A Currency Measuring Stick

This isn't just crypto navel-gazing. It's a fundamental clash of philosophies. Bitcoin was engineered as a hedge against the very system that now defines its perceived success. Judging its strength in constantly devaluing fiat is like measuring a shark's speed by how fast the water around it is draining—a neat trick for traditional finance, which excels at moving goalposts to declare perpetual victory.

The real peak is still ahead. The only number that matters is the one that outpaces the printing presses.

Inflation-adjusted valuation takes Bitcoin $150 below the six-figure mark

According to Thorn’s assessment, the inflation-adjusted peak is accounted for by the steady erosion of dollar purchasing power read from Consumer Price Index readings since the 2020 pandemic economy.

if you adjust the price of bitcoin for inflation using 2020 dollars, BTC never crossed $100k

it actually topped at $99,848 in 2020 dollar terms, if you can believe it pic.twitter.com/bo3UGfBXbY

— Alex Thorn (@intangiblecoins) December 22, 2025

The Consumer Price Index tracks  inflation by looking at changes in the cost of a basket of goods and services, including food, energy, housing, and medical care. It is compiled by the US Bureau of Labor Statistics and used by the Federal Reserve to make policy changes, and by investors to reduce or increase spending power and living costs.

According to the Bureau of Labor Statistics, the CPI ROSE 2.7% over the 12 months through November, the lowest annual inflation rate since July. It also came in below forecasts of 3.1% and the 3% pace announced by the BLS in September.

Cumulative inflation since 2020 has reduced the dollar’s purchasing power by 20% over that period, which Thorn argues has made the greenback materially weaker currency than at the start of the decade.

In November, energy prices rose 4.2% year-over-year, food prices increased 2.6%, and shelter costs rose 3%. Medical care also recorded an uptick of 2.9%, while household furnishings and operations increased by 4.6%, and recreation rose by 1.8%. Used cars and trucks saw a 3.6% increase on the upper side. 

The BLS did not collect CPI data for October due to a 43-day U.S. government shutdown, leaving a gap in the monthly inflation record and preventing the release of monthly rates for November.

Rate cuts and ‘better looking GDP stats’ aid in dollar weakness

According to CPI index data cited by the Wall Street Journal, the US dollar fell 0.22% on Tuesday’s close, on the heels of a stronger-than-expected US gross domestic product report and reduced expectations for Federal Reserve easing in 2026. 

Traders have lowered the probability of a 25-basis-point rate cut at the next Federal Open Market Committee meeting on January 27–28 to 13%, down from 20% previously.

US real GDP grew at an annualized rate of 4.3% in the third quarter, exceeding expectations of 3.3% and accelerating from the 2.5% pace in the second quarter. The GDP price index, a measure of inflation in the economy, climbed 3.8% annualized and well above the 2.7% prediction, up from 2.1% in the prior quarter.
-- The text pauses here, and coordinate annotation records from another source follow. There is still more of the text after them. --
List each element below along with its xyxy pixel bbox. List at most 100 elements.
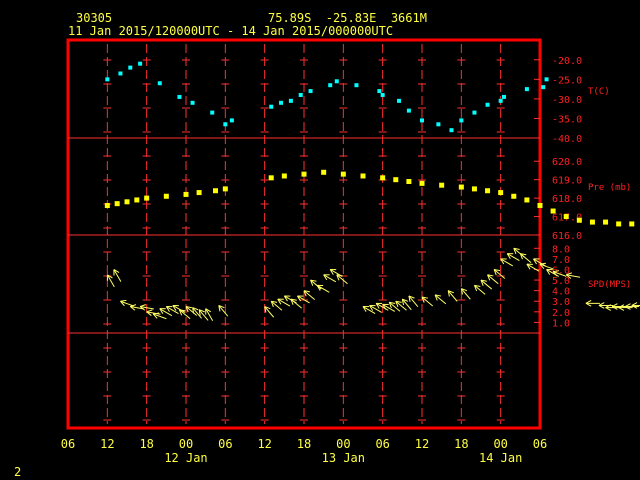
temperature-point xyxy=(485,102,490,107)
y-tick-label: 618.0 xyxy=(552,194,582,205)
temperature-point xyxy=(105,77,110,82)
pressure-point xyxy=(134,197,140,203)
pressure-point xyxy=(563,214,569,220)
temperature-point xyxy=(157,81,162,86)
x-tick-label: 06 xyxy=(375,437,389,451)
temperature-point xyxy=(128,65,133,70)
pressure-point xyxy=(393,177,399,183)
temperature-point xyxy=(449,128,454,133)
wind-arrow-head xyxy=(139,304,146,308)
x-tick-label: 00 xyxy=(336,437,350,451)
x-tick-label: 00 xyxy=(493,437,507,451)
pressure-point xyxy=(603,219,609,225)
wind-arrow xyxy=(421,296,434,307)
wind-arrow xyxy=(611,303,627,310)
temperature-point xyxy=(436,122,441,127)
temperature-point xyxy=(406,108,411,113)
pressure-point xyxy=(114,201,120,207)
pressure-point xyxy=(124,199,130,205)
wind-arrow-head xyxy=(120,299,127,302)
pressure-point xyxy=(281,173,287,179)
temperature-point xyxy=(501,94,506,99)
wind-arrow xyxy=(178,309,191,320)
temperature-point xyxy=(288,98,293,103)
y-tick-label: -30.0 xyxy=(552,95,582,106)
pressure-point xyxy=(268,175,274,181)
pressure-point xyxy=(485,188,491,194)
temperature-point xyxy=(377,89,382,94)
wind-arrow xyxy=(460,288,471,300)
pressure-point xyxy=(589,219,595,225)
pressure-point xyxy=(183,191,189,197)
temperature-point xyxy=(177,94,182,99)
pressure-point xyxy=(439,182,445,188)
pressure-point xyxy=(537,202,543,208)
wind-arrow xyxy=(277,298,291,307)
x-tick-label: 12 xyxy=(100,437,114,451)
y-tick-label: 620.0 xyxy=(552,157,582,168)
y-tick-label: 2.0 xyxy=(552,308,570,319)
temperature-point xyxy=(118,71,123,76)
temperature-point xyxy=(380,92,385,97)
pressure-point xyxy=(222,186,228,192)
pressure-point xyxy=(321,169,327,175)
y-tick-label: -40.0 xyxy=(552,134,582,145)
temperature-point xyxy=(397,98,402,103)
temperature-point xyxy=(308,89,313,94)
x-date-label: 12 Jan xyxy=(164,451,207,465)
x-date-label: 14 Jan xyxy=(479,451,522,465)
pressure-point xyxy=(163,193,169,199)
pressure-point xyxy=(360,173,366,179)
pressure-point xyxy=(406,179,412,185)
temperature-point xyxy=(210,110,215,115)
y-tick-label: -25.0 xyxy=(552,75,582,86)
y-tick-label: 5.0 xyxy=(552,276,570,287)
y-tick-label: -35.0 xyxy=(552,114,582,125)
wind-arrow xyxy=(480,279,493,290)
wind-arrow xyxy=(434,294,447,305)
pressure-point xyxy=(511,193,517,199)
temperature-point xyxy=(223,122,228,127)
pressure-point xyxy=(550,208,556,214)
wind-arrow xyxy=(264,306,275,318)
temperature-point xyxy=(541,85,546,90)
x-tick-label: 12 xyxy=(257,437,271,451)
y-tick-label: 616.0 xyxy=(552,231,582,242)
x-tick-label: 18 xyxy=(297,437,311,451)
wind-arrow xyxy=(303,290,316,301)
temperature-point xyxy=(229,118,234,123)
x-date-label: 13 Jan xyxy=(322,451,365,465)
pressure-point xyxy=(524,197,530,203)
temperature-point xyxy=(459,118,464,123)
meteogram-chart: -20.0-25.0-30.0-35.0-40.0T(C)616.0617.06… xyxy=(61,38,640,465)
wind-arrow xyxy=(106,274,115,288)
temperature-point xyxy=(420,118,424,123)
temperature-point xyxy=(334,79,339,84)
x-tick-label: 06 xyxy=(218,437,232,451)
wind-arrow xyxy=(519,253,532,263)
wind-arrow xyxy=(120,299,134,307)
temperature-point xyxy=(472,110,477,115)
panel-axis-label: T(C) xyxy=(588,87,610,97)
y-tick-label: -20.0 xyxy=(552,56,582,67)
pressure-point xyxy=(380,175,386,181)
wind-arrow xyxy=(310,279,322,290)
wind-arrow xyxy=(585,300,600,307)
wind-arrow xyxy=(159,308,173,317)
pressure-point xyxy=(213,188,218,194)
temperature-point xyxy=(354,83,359,88)
wind-arrow xyxy=(323,274,337,283)
pressure-point xyxy=(419,180,425,186)
pressure-point xyxy=(301,171,307,177)
wind-arrow xyxy=(218,305,229,317)
x-tick-label: 18 xyxy=(454,437,468,451)
pressure-point xyxy=(629,221,635,227)
temperature-point xyxy=(544,77,549,82)
pressure-point xyxy=(471,186,477,192)
wind-arrow xyxy=(618,304,633,311)
wind-arrow xyxy=(316,284,330,293)
temperature-point xyxy=(328,83,333,88)
temperature-point xyxy=(138,61,143,66)
temperature-point xyxy=(190,100,195,105)
wind-arrow xyxy=(500,258,514,267)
Economists like GuideStone Funds’ Jack Herr insist traders should not expect more dollar depreciation rates for 2026, but weaker growth could still cause the currency to drop even further.

“If you see any weakness at any point next year, that could probably be bad for markets, but that could definitely affect the dollar too,” Herr told Reuters.
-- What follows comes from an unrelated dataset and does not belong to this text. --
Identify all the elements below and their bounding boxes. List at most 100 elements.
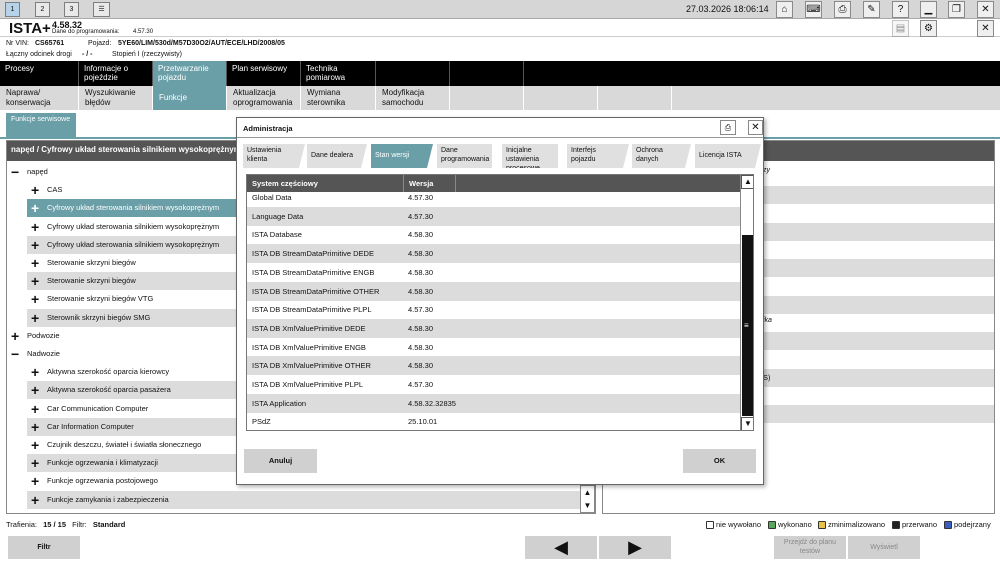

Peter Schiff: Inflation will go up, Bitcoin will not

In other news, safe-haven asset Gold surged past $4,500 per ounce on Wednesday to a fresh record, and second-line silver also went above $72.30, eyeing $80 before year-end.

Those rallies have added to gold advocate and Bitcoin naysayer Peter Schiff’s bag of reasons why investing in Bitcoin is not viable. According to Schiff, America is also headed for the worst inflation spell come next year.
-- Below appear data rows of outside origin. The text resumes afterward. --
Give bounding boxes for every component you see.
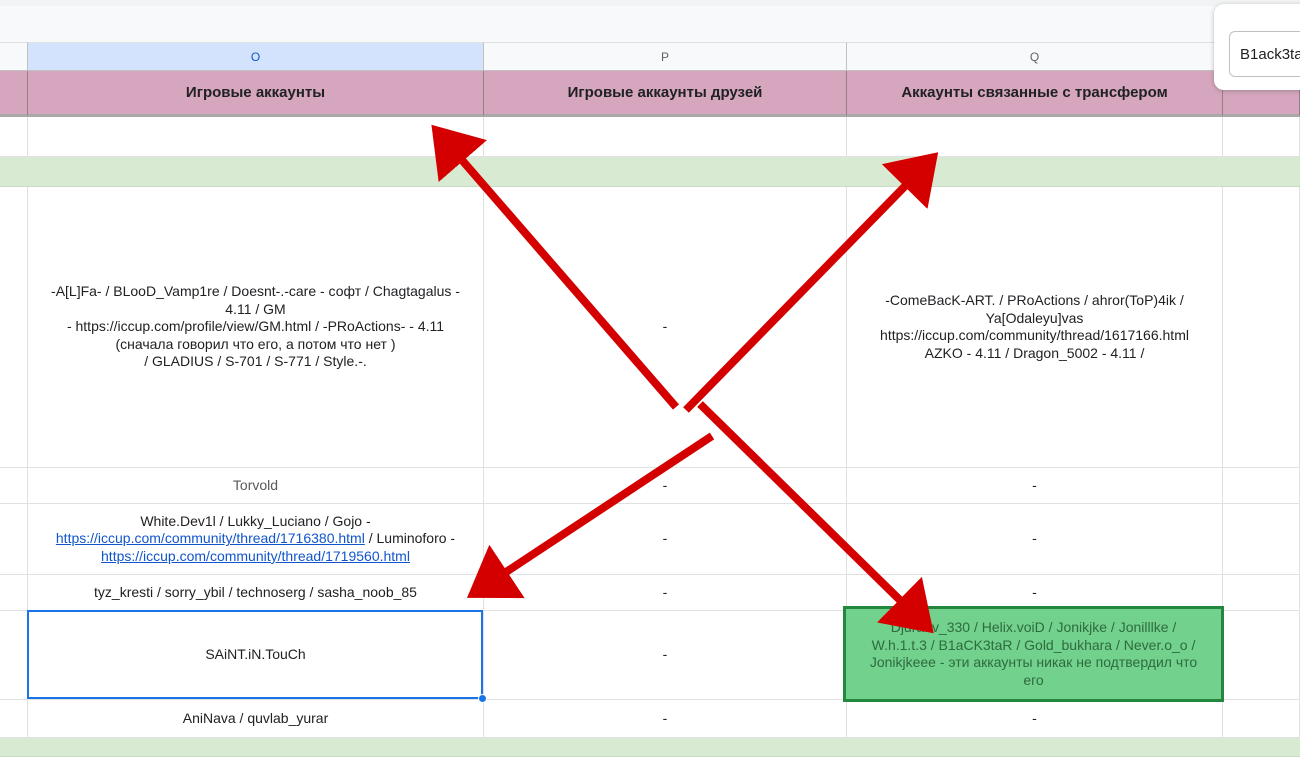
- cell-o-accounts[interactable]: tyz_kresti / sorry_ybil / technoserg / s…: [28, 575, 484, 611]
- cell[interactable]: [28, 117, 484, 157]
- cell[interactable]: [1223, 575, 1300, 611]
- thread-link[interactable]: https://iccup.com/community/thread/17163…: [56, 530, 365, 546]
- cell-line: Djuraev_330 / Helix.voiD / Jonikjke / Jo…: [890, 619, 1177, 635]
- cell[interactable]: [484, 117, 847, 157]
- cell-o-accounts[interactable]: -A[L]Fa- / BLooD_Vamp1re / Doesnt-.-care…: [28, 187, 484, 468]
- cell-p-friends[interactable]: -: [484, 611, 847, 700]
- cell[interactable]: [0, 611, 28, 700]
- cell-p-friends[interactable]: -: [484, 575, 847, 611]
- header-row: Игровые аккаунты Игровые аккаунты друзей…: [0, 71, 1300, 117]
- table-row: [0, 117, 1300, 157]
- cell-p-friends[interactable]: -: [484, 700, 847, 738]
- find-input-value: B1ack3taR: [1240, 45, 1300, 63]
- cell-line: / GLADIUS / S-701 / S-771 / Style.-.: [144, 353, 367, 370]
- cell[interactable]: [1223, 504, 1300, 575]
- cell-line: -A[L]Fa- / BLooD_Vamp1re / Doesnt-.-care…: [51, 283, 460, 300]
- header-cell-q[interactable]: Аккаунты связанные с трансфером: [847, 71, 1223, 117]
- header-cell-o[interactable]: Игровые аккаунты: [28, 71, 484, 117]
- column-header-o[interactable]: O: [28, 42, 484, 71]
- cell[interactable]: [0, 468, 28, 504]
- section-divider-row: [0, 738, 1300, 757]
- cell-p-friends[interactable]: -: [484, 504, 847, 575]
- cell[interactable]: [1223, 187, 1300, 468]
- cell-q-transfer[interactable]: -ComeBacK-ART. / PRoActions / ahror(ToP)…: [847, 187, 1223, 468]
- cell-p-friends[interactable]: -: [484, 187, 847, 468]
- fill-handle[interactable]: [478, 694, 487, 703]
- cell-text: / Luminoforo -: [364, 530, 456, 547]
- column-letter: P: [660, 49, 669, 64]
- cell-line: White.Dev1l / Lukky_Luciano / Gojo -: [140, 512, 371, 529]
- section-divider-cell[interactable]: [0, 157, 1300, 187]
- formula-bar-area: [0, 0, 1300, 42]
- cell[interactable]: [847, 117, 1223, 157]
- find-panel: B1ack3taR: [1214, 4, 1300, 90]
- cell-q-transfer[interactable]: -: [847, 700, 1223, 738]
- cell-p-friends[interactable]: -: [484, 468, 847, 504]
- cell-line: Jonikjkeee - эти аккаунты никак не подтв…: [869, 654, 1198, 670]
- toolbar-edge: [0, 0, 1300, 6]
- cell-line: 4.11 / GM: [225, 300, 286, 317]
- cell-o-accounts[interactable]: AniNava / quvlab_yurar: [28, 700, 484, 738]
- cell[interactable]: [0, 504, 28, 575]
- cell-line: W.h.1.t.3 / B1aCK3taR / Gold_bukhara / N…: [871, 636, 1196, 653]
- column-header-q[interactable]: Q: [847, 42, 1223, 71]
- cell-line: его: [1023, 671, 1044, 688]
- column-header-p[interactable]: P: [484, 42, 847, 71]
- cell-line: Ya[Odaleyu]vas: [985, 309, 1084, 326]
- header-cell-n[interactable]: [0, 71, 28, 117]
- cell-line: -ComeBacK-ART. / PRoActions / ahror(ToP)…: [885, 292, 1184, 308]
- section-divider-cell[interactable]: [0, 738, 1300, 757]
- cell[interactable]: [1223, 611, 1300, 700]
- column-letter: Q: [1029, 49, 1040, 64]
- column-header-n[interactable]: [0, 42, 28, 71]
- cell-line: https://iccup.com/community/thread/16171…: [880, 327, 1189, 343]
- cell-q-transfer[interactable]: -: [847, 468, 1223, 504]
- cell-o-accounts[interactable]: Torvold: [28, 468, 484, 504]
- cell-line: (сначала говорил что его, а потом что не…: [115, 335, 396, 352]
- section-divider-row: [0, 157, 1300, 187]
- cell-o-accounts[interactable]: White.Dev1l / Lukky_Luciano / Gojo - htt…: [28, 504, 484, 575]
- cell[interactable]: [1223, 117, 1300, 157]
- thread-link[interactable]: https://iccup.com/community/thread/17195…: [101, 548, 410, 564]
- cell[interactable]: [1223, 700, 1300, 738]
- table-row: -A[L]Fa- / BLooD_Vamp1re / Doesnt-.-care…: [0, 187, 1300, 468]
- header-cell-p[interactable]: Игровые аккаунты друзей: [484, 71, 847, 117]
- column-letter: O: [250, 49, 261, 64]
- cell[interactable]: [0, 117, 28, 157]
- cell[interactable]: [1223, 468, 1300, 504]
- table-row: Torvold - -: [0, 468, 1300, 504]
- found-match-cell[interactable]: Djuraev_330 / Helix.voiD / Jonikjke / Jo…: [843, 606, 1224, 702]
- cell[interactable]: [0, 187, 28, 468]
- cell-line: AZKO - 4.11 / Dragon_5002 - 4.11 /: [924, 344, 1145, 361]
- cell-q-transfer[interactable]: -: [847, 504, 1223, 575]
- cell[interactable]: [0, 575, 28, 611]
- table-row: AniNava / quvlab_yurar - -: [0, 700, 1300, 738]
- find-input[interactable]: B1ack3taR: [1229, 31, 1300, 77]
- cell-o-accounts-selected[interactable]: SAiNT.iN.TouCh: [28, 611, 484, 700]
- table-row: White.Dev1l / Lukky_Luciano / Gojo - htt…: [0, 504, 1300, 575]
- cell[interactable]: [0, 700, 28, 738]
- cell-line: - https://iccup.com/profile/view/GM.html…: [66, 318, 445, 335]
“The government, the Fed, and the financial media all agree that inflation will be coming down from here. But gold and silver, commodity, bond, and foreign exchange markets are clearly signaling that America is about to experience the highest inflation in its 250-year history. If Bitcoin won’t go up when tech stocks rise, and it won’t go up when gold and silver rise, when will it go up? The answer is: it won’t,” Schiff noted on X.